By Sidney Hill, Jr., executive editor -- Manufacturing Business Technology, 10/1/2007

Although it lasted less than two full days, the impact of the strike the United Auto Workers (UAW) launched against General Motors in September will be felt for many years.

In fact, it will likely be remembered as the event that finally brought the U.S. auto industry into the age of globalization.

GM's primary goal in the negotiations leading up to the strike—and subsequent contract agreement—was bringing its labor costs in line with its Asian competitors. Currently, GM spends $70 to $75 per hour on wages and benefits for each of its workers. For Asian auto makers, that number is $45 to $50 per hour.

The UAW argued that it has helped GM manage labor costs with multiple wage concessions over the past several years, and by agreeing in these negotiations to the establishment of an independent trust fund to manage health care for GM retirees.

Shedding the responsibility for retiree health care—an obligation the company took on during the auto industry's heyday—should cut $12 to $14 per hour from GM's labor costs.

But management said that wasn't enough. It wanted the right to offer newly hired workers lower wages and lighter benefits packages—such as 401(k) plans rather than pensions—than current workers receive. It also wanted the flexibility to move jobs around—even outsource them to other countries—when it feels economic conditions warrant.

That drove the UAW to the picket line. The union wanted GM to guarantee that a certain number of future vehicles will be designed and built by union workers in U.S. cities.

“Globalization is killing us,” Jerry Gillespie, president of a UAW local in Warren, Mich., whose members work on engineering and design of future products, told The Wall Street Journal shortly after workers walked off the job. “They want to build engineering centers in the rest of the world and take that work away from us. That's our fight.”
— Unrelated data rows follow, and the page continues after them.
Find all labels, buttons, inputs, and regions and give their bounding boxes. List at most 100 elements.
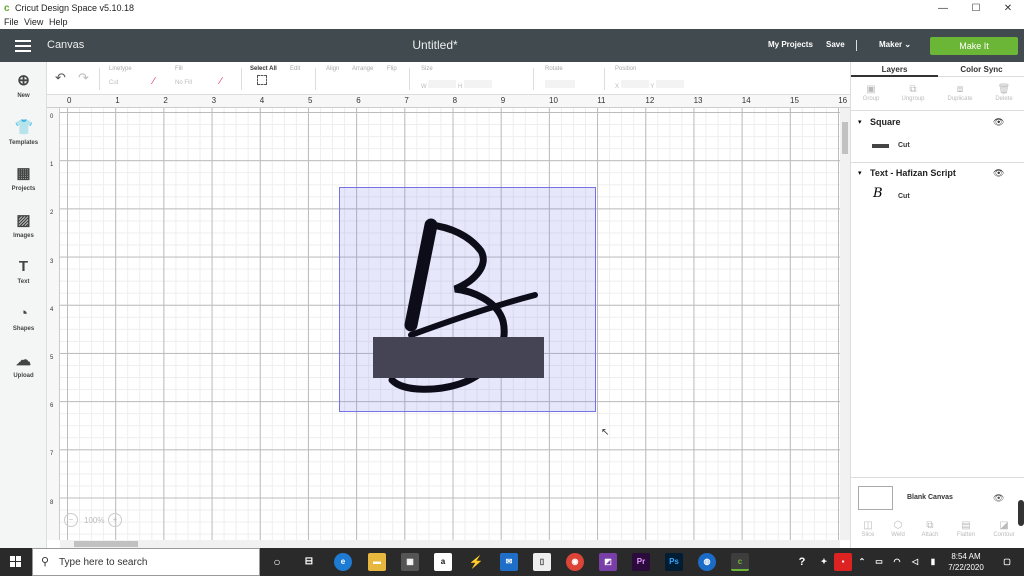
- ungroup-button[interactable]: ⧉ Ungroup: [898, 84, 928, 102]
- attach-button[interactable]: ⧉ Attach: [915, 520, 945, 538]
- menu-view[interactable]: View: [24, 17, 43, 27]
- mail-icon[interactable]: ✉: [500, 553, 518, 571]
- minimize-button[interactable]: —: [928, 1, 958, 16]
- sidebar-item-shapes[interactable]: ◔ Shapes: [0, 305, 47, 332]
- blank-canvas-label: Blank Canvas: [907, 494, 953, 501]
- vertical-scrollbar[interactable]: [840, 108, 850, 540]
- volume-icon[interactable]: ◁: [906, 553, 924, 571]
- sidebar-item-text[interactable]: T Text: [0, 258, 47, 285]
- hamburger-menu-icon[interactable]: [15, 40, 31, 52]
- plus-circle-icon: ⊕: [17, 72, 30, 89]
- weld-button[interactable]: ⬡ Weld: [883, 520, 913, 538]
- menu-file[interactable]: File: [4, 17, 19, 27]
- sidebar-item-new[interactable]: ⊕ New: [0, 72, 47, 99]
- rotate-control[interactable]: Rotate: [545, 66, 575, 90]
- size-control[interactable]: Size W H: [421, 66, 493, 90]
- group-button[interactable]: ▣ Group: [856, 84, 886, 102]
- edge-browser-icon[interactable]: e: [334, 553, 352, 571]
- title-bar: c Cricut Design Space v5.10.18 — ☐ ✕: [0, 0, 1024, 17]
- notification-icon[interactable]: ▢: [998, 553, 1016, 571]
- my-projects-link[interactable]: My Projects: [768, 40, 813, 49]
- maximize-button[interactable]: ☐: [961, 1, 991, 16]
- ruler-left-label: 7: [50, 451, 54, 458]
- help-icon[interactable]: ?: [793, 553, 811, 571]
- undo-icon[interactable]: ↶: [55, 70, 66, 86]
- sidebar-item-templates[interactable]: 👕 Templates: [0, 119, 47, 146]
- duplicate-button[interactable]: ⧈ Duplicate: [945, 84, 975, 102]
- layer-group-square[interactable]: Square: [870, 117, 901, 127]
- ruler-top-label: 3: [211, 96, 217, 105]
- close-button[interactable]: ✕: [993, 1, 1023, 16]
- app-header: Canvas Untitled* My Projects Save Maker …: [0, 29, 1024, 62]
- redo-icon[interactable]: ↷: [78, 70, 89, 86]
- slice-icon: ◫: [863, 520, 873, 531]
- cortana-icon[interactable]: ○: [268, 553, 286, 571]
- tab-color-sync[interactable]: Color Sync: [938, 62, 1024, 77]
- ruler-left-label: 2: [50, 210, 54, 217]
- zoom-in-button[interactable]: +: [108, 513, 122, 527]
- globe-app-icon[interactable]: ◍: [698, 553, 716, 571]
- letter-b-thumbnail: B: [873, 186, 883, 201]
- battery-icon[interactable]: ▮: [924, 553, 942, 571]
- sidebar-item-projects[interactable]: ▦ Projects: [0, 165, 47, 192]
- layer-group-text[interactable]: Text - Hafizan Script: [870, 168, 956, 178]
- caret-down-icon[interactable]: ▾: [858, 118, 862, 126]
- file-explorer-icon[interactable]: ▬: [368, 553, 386, 571]
- tray-app-icon[interactable]: ✦: [815, 553, 833, 571]
- caret-down-icon[interactable]: ▾: [858, 169, 862, 177]
- menu-help[interactable]: Help: [49, 17, 68, 27]
- linetype-control[interactable]: Linetype Cut: [109, 66, 132, 86]
- flatten-button[interactable]: ▤ Flatten: [951, 520, 981, 538]
- windows-start-button[interactable]: [0, 548, 32, 576]
- flip-button[interactable]: Flip: [387, 66, 397, 72]
- tray-shield-icon[interactable]: ▪: [834, 553, 852, 571]
- save-button[interactable]: Save: [826, 40, 845, 49]
- zoom-out-button[interactable]: −: [64, 513, 78, 527]
- layer-text-operation[interactable]: Cut: [898, 193, 910, 200]
- tab-layers[interactable]: Layers: [851, 62, 938, 77]
- position-control[interactable]: Position X Y: [615, 66, 684, 90]
- delete-button[interactable]: 🗑 Delete: [989, 84, 1019, 102]
- sidebar-item-images[interactable]: ▨ Images: [0, 212, 47, 239]
- select-all-button[interactable]: Select All: [250, 66, 277, 85]
- cricut-taskbar-icon[interactable]: c: [731, 553, 749, 571]
- arrange-button[interactable]: Arrange: [352, 66, 373, 72]
- make-it-button[interactable]: Make It: [930, 37, 1018, 55]
- task-view-icon[interactable]: ⊟: [300, 553, 318, 571]
- letter-b-script-shape[interactable]: [339, 187, 596, 412]
- ruler-left-label: 4: [50, 306, 54, 313]
- eye-icon[interactable]: 👁: [993, 168, 1004, 179]
- fill-color-icon[interactable]: ∕: [220, 76, 222, 87]
- system-clock[interactable]: 8:54 AM 7/22/2020: [944, 551, 988, 573]
- chrome-icon[interactable]: ◉: [566, 553, 584, 571]
- section-label: Canvas: [47, 39, 85, 51]
- slice-button[interactable]: ◫ Slice: [853, 520, 883, 538]
- horizontal-scrollbar[interactable]: [60, 540, 840, 548]
- taskbar-search-box[interactable]: ⚲ Type here to search: [32, 548, 260, 576]
- photos-icon[interactable]: ◩: [599, 553, 617, 571]
- eye-hidden-icon[interactable]: 👁: [993, 493, 1004, 504]
- bolt-app-icon[interactable]: ⚡: [467, 553, 485, 571]
- shapes-icon: ◔: [18, 305, 29, 322]
- premiere-icon[interactable]: Pr: [632, 553, 650, 571]
- design-canvas[interactable]: ↖: [60, 108, 840, 540]
- contour-button[interactable]: ◪ Contour: [989, 520, 1019, 538]
- edit-button[interactable]: Edit: [290, 66, 300, 72]
- chevron-up-icon[interactable]: ⌃: [853, 553, 871, 571]
- photoshop-icon[interactable]: Ps: [665, 553, 683, 571]
- eye-icon[interactable]: 👁: [993, 117, 1004, 128]
- document-icon[interactable]: ▯: [533, 553, 551, 571]
- amazon-icon[interactable]: a: [434, 553, 452, 571]
- sidebar-item-upload[interactable]: ☁ Upload: [0, 352, 47, 379]
- linetype-color-icon[interactable]: ∕: [153, 76, 155, 87]
- ruler-top-label: 0: [67, 96, 72, 105]
- fill-control[interactable]: Fill No Fill: [175, 66, 192, 86]
- network-icon[interactable]: ▭: [870, 553, 888, 571]
- square-shape[interactable]: [373, 337, 544, 378]
- align-button[interactable]: Align: [326, 66, 339, 72]
- machine-select[interactable]: Maker ⌄: [879, 40, 911, 49]
- wifi-icon[interactable]: ◠: [888, 553, 906, 571]
- store-icon[interactable]: ▦: [401, 553, 419, 571]
- layer-square-operation[interactable]: Cut: [898, 142, 910, 149]
- blank-canvas-swatch[interactable]: [858, 486, 893, 510]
Unfortunately, for Gillespie and his union brethren, it may be a losing fight. As regular readers of this magazine are well aware, the concept of global product design teams is ingrained across most manufacturing verticals. And there are few companies—in manufacturing or other industries—that offer their employees full pensions; nearly everyone with a retirement plan these days has a 401(k).

Here are some more bleak facts for striking GM workers:

  • In the four years since GM and the UAW last negotiated a contract, UAW membership at the traditional Big Three auto companies declined by nearly 40 percent, from 310,000 to roughly 180,000 in raw numbers.
  • UAW members now make fewer than half of the cars sold in the U.S. Many of those cars are made in nonunion plants owned and operated by Japanese and German car companies.

The September strike ended when GM pledged to continue investing in factories staffed by UAW members, although its initial statements on the matter were vague about any actual job guarantees.

It was clear, however, that GM gained the right to buy out thousands of veteran workers in that $70-per-hour labor range and replace them with new workers earning much less.

When the agreement was announced, GM CEO Richard Wagoner issued a statement saying it would “help us close the fundamental competitiveness gap in our business.”

With the UAW now expected to sign similar agreements with Ford and Chrysler, it's clear that we're witnessing fundamental change in the U.S. auto industry.